135. The population of hydrogel particles of claim 122, comprising a plurality of sub-populations of hydrogel particles, wherein at least one sub-population comprises two or more immune response biomolecule from the combination of immune response biomolecules attached to the corresponding hydrogel particles of the sub-population.

136. The population of hydrogel particles of claim 135, wherein the at least one sub-population comprises the 4-1BB receptor and the OX40 receptor, the 4-1BB receptor and the CD28 receptor, the OX40 receptor and the CD 28 receptor, or the 4-1BB receptor, the OX40 receptor and the CD28 receptor.

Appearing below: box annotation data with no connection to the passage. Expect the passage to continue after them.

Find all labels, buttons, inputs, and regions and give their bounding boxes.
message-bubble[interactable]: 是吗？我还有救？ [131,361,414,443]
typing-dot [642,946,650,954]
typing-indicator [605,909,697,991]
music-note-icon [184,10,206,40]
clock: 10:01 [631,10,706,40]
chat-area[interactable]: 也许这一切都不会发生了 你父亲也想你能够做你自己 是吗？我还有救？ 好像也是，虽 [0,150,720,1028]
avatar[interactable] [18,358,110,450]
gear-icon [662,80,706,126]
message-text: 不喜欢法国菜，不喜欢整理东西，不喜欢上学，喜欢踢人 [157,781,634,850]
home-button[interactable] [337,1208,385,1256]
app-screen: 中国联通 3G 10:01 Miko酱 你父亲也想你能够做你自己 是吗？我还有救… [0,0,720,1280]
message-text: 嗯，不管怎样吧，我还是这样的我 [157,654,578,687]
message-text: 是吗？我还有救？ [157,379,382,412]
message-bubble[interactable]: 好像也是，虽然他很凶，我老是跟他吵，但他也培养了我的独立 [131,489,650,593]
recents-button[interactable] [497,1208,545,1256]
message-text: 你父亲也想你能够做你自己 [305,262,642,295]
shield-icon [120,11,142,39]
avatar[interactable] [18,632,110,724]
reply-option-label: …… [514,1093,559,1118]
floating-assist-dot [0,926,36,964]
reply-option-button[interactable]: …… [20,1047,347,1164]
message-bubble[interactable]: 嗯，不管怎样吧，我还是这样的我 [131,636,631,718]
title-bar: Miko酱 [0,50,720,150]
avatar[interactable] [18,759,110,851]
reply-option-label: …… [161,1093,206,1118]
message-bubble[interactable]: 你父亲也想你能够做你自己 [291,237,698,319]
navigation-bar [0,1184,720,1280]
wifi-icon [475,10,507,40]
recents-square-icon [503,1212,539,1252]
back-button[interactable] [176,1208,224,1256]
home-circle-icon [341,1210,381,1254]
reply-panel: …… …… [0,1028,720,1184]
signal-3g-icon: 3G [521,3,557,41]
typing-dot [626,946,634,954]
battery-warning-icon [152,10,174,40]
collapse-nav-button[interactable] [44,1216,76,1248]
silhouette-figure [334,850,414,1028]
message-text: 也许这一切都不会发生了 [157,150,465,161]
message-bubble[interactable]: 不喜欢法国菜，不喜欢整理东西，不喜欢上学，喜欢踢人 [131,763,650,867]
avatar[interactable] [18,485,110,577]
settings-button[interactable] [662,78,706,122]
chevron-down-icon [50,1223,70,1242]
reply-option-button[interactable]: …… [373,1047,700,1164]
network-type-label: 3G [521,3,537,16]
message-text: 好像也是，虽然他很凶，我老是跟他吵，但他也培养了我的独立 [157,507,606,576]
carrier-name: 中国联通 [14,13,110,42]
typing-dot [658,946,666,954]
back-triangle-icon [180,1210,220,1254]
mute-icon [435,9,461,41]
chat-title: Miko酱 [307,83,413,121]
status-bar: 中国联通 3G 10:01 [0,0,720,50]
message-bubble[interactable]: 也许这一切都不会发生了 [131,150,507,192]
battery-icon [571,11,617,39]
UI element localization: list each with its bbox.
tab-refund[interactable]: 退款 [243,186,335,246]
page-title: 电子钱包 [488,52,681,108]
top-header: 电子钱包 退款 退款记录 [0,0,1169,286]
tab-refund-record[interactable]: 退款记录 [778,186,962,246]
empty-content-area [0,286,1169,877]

137. The population of hydrogel particles of claim 135, wherein the at least one sub-population further comprises CD19.

138. A method of inducing an immune cell response, comprising contacting or culturing a plurality of immune cells with the population of hydrogel particles of claim 122.

139. The method of claim 138, wherein the immune cell response comprises one or both of activation and expansion of the plurality of immune cells.

140. A method of treating a disease or disorder in a subject in need thereof, comprising administering a plurality of activated immune cells obtained by contacting or culturing a plurality of immune cells with the population of hydrogel particles of claim 122.

141. The method of claim 140, wherein the disease or disorder is a cancer, an autoimmune disease, or an infectious disease.